Per ITIL, an SLA is something in your sphere of control - typically your IT groups. An OLA is still within your organization, but another department (e.g. HR, or Legal.) An an underpinning contract is with an external vendor or service provider.


Thanks Chuck, that clears it up a little, but I am still not sure if, when I have a catalog item that has multiple tasks, if I should define an SLA on the item and OLA's on the tasks. For example, for a given catalog item (ie order a laptop), the laptop should be delivered, fully configured and ready to go, within 5 days (SLA). Of course there are a number of tasks performed by various departments (Procurement, IT, etc) involved in buying and provisioning a laptop. Should OLA's be defined for the individual tasks (which would "rollup" to the SLA)? Is this a common practice?   If not, can you provide a brief over view of how this is generally done?
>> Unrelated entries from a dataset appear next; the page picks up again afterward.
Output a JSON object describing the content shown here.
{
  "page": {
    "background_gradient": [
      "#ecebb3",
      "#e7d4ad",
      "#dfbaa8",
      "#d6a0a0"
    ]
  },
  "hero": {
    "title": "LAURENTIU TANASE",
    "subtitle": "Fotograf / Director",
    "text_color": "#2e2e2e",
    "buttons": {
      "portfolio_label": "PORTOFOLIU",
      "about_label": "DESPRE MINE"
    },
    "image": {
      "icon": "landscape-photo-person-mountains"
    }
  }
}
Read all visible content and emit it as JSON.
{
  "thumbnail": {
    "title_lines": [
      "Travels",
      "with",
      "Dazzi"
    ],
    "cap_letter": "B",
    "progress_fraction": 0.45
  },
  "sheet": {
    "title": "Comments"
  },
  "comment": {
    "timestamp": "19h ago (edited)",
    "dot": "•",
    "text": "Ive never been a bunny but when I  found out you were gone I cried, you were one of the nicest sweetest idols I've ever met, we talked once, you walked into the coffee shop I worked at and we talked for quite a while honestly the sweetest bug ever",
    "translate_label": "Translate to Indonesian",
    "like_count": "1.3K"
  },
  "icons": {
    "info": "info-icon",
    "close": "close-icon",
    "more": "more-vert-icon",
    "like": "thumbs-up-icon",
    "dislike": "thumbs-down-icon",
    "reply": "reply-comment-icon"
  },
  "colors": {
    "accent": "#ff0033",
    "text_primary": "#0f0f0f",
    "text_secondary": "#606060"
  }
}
I am envisioning that using SLA/OLA I can track the service levels for catalog items as well as the individual catalog tasks. For example, maybe there is one task of a total of five tasks that is consistently taking so long that the SLA is being breached. If there is a OLA on each of the tasks this will then help me determine and monitor the performance of each of these tasks.


Chuck Tomasi
ServiceNow Employee
ServiceNow Employee

Hi Ric,



Make the determination when you define the SLAs and OLAs. Let them get applied where they meet the conditions. Don't think about them as being exclusive to request items and catalog tasks. Instead, if you have a mixture, create definitions.



Example (SLA):


Start condition: Assignment Group | is | Laptop support



Example (OLA)


Start condition: Assignment group | is | Procurement



They can both be applied to the catalog task table. They are very flexible and you can use them as your requirements dictate.